© JUNGE FREIHEIT Verlag GmbH & Co. www.jungefreiheit.de 12/16 / 18. März 2016

Der Nachtclubtänzerin folgte die Diktatur
Vor vierzig Jahren putschte in Argentinien das Militär / Junta errichtete Foltergefängnisse und verschleppte Regimegegner
Wolfgang Kaufmann

Anfang der siebziger Jahre zog sich ein tiefer Riß durch die argentinische Gesellschaft. Sichtbarster Ausdruck dessen war der gewaltsame Machtkampf zwischen linken Gruppierungen wie der marxistischen Revolutionären Volksarmee (ERP), der sozialistischen Revolutionären Arbeiterpartei (PRT) sowie den Stadtguerillas der Movimiento Peronista Montonero auf der einen Seite und der rechtsextremen Alianza Anticomunista Argentina, genannt Triple A, auf der anderen Seite. 

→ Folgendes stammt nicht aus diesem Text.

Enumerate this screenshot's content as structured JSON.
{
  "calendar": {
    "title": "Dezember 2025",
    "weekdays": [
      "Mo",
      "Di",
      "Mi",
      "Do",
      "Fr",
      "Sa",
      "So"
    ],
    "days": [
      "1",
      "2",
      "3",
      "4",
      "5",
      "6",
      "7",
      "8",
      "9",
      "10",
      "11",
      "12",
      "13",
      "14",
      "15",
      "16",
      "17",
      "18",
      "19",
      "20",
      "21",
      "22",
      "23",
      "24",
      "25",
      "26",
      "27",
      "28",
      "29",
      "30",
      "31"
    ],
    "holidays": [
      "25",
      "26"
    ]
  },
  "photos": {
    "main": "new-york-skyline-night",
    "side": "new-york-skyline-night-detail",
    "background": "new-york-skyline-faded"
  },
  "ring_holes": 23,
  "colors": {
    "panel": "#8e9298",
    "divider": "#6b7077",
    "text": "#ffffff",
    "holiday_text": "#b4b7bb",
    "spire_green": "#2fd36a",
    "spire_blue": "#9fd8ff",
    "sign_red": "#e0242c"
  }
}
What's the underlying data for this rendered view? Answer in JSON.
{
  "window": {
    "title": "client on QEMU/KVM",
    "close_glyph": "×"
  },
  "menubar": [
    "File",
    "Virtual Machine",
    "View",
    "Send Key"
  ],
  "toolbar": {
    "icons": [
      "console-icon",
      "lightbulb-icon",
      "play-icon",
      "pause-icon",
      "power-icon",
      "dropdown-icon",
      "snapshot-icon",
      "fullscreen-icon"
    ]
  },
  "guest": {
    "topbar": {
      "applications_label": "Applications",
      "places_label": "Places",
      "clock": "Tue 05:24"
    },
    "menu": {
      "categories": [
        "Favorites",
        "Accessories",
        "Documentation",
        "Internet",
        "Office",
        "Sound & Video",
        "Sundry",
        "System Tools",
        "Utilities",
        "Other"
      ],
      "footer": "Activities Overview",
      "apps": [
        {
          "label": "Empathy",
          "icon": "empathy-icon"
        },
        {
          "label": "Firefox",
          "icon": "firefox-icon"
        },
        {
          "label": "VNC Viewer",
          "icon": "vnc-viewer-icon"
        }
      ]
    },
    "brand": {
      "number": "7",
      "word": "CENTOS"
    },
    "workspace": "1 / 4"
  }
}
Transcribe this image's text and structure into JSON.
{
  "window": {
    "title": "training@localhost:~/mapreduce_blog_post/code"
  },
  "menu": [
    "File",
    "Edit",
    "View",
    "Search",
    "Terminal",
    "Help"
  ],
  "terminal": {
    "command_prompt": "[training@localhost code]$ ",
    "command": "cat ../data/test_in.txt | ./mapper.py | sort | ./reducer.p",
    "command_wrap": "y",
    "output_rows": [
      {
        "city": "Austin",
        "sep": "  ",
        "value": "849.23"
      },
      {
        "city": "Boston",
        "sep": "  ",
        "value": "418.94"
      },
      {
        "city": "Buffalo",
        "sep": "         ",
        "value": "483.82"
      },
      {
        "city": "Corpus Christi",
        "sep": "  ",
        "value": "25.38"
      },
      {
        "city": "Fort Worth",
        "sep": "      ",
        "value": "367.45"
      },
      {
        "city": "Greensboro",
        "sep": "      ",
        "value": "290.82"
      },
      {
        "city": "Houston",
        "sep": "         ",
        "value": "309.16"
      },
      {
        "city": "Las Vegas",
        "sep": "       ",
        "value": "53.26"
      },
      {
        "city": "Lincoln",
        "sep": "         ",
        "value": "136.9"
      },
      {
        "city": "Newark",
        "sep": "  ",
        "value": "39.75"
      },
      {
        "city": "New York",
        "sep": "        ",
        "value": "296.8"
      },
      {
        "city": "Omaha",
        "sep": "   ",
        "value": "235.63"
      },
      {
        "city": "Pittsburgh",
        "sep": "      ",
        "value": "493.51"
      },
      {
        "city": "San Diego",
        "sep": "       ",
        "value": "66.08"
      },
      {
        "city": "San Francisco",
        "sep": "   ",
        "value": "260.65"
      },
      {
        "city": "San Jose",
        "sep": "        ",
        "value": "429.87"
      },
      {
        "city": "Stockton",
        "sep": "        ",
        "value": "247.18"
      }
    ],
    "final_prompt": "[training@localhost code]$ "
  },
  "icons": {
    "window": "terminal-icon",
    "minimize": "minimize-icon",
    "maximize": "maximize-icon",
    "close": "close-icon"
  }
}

Dazu kamen massive wirtschaftliche Probleme, die nicht zuletzt aus den zahlreichen wilden und organisierten Streiks resultierten, die das Land immer wieder lahmlegten. Daher sah die Regierung in Buenos Aires schließlich keinen anderen Ausweg mehr, als den 1955 gestürzten Diktator Juan Domingo Perón aus dem Exil zu holen und ihm – dem vermeintlich starken Mann – wieder ins Präsidentenamt zu verhelfen.

Allerdings starb Perón dann bereits am 1. Juli 1974, also nur neun Monate nach der erneuten Machtübernahme, wonach seine dritte Ehefrau María Estela Martínez, genannt Isabelita, die Staatsgeschäfte übernahm. Hierdurch verschlechterte sich die Situation in Argentinien weiter, weil die ehemalige Nachtclubtänzerin und spätere Vizepräsidentin von Peróns Gnaden  hoffnungslos überfordert war und die linksterroristischen Kräfte zusammen mit den Gewerkschaften und radikalen Studentenvertretern nun noch intensiver auf einen gewaltsamen Systemwechsel hinarbeiteten.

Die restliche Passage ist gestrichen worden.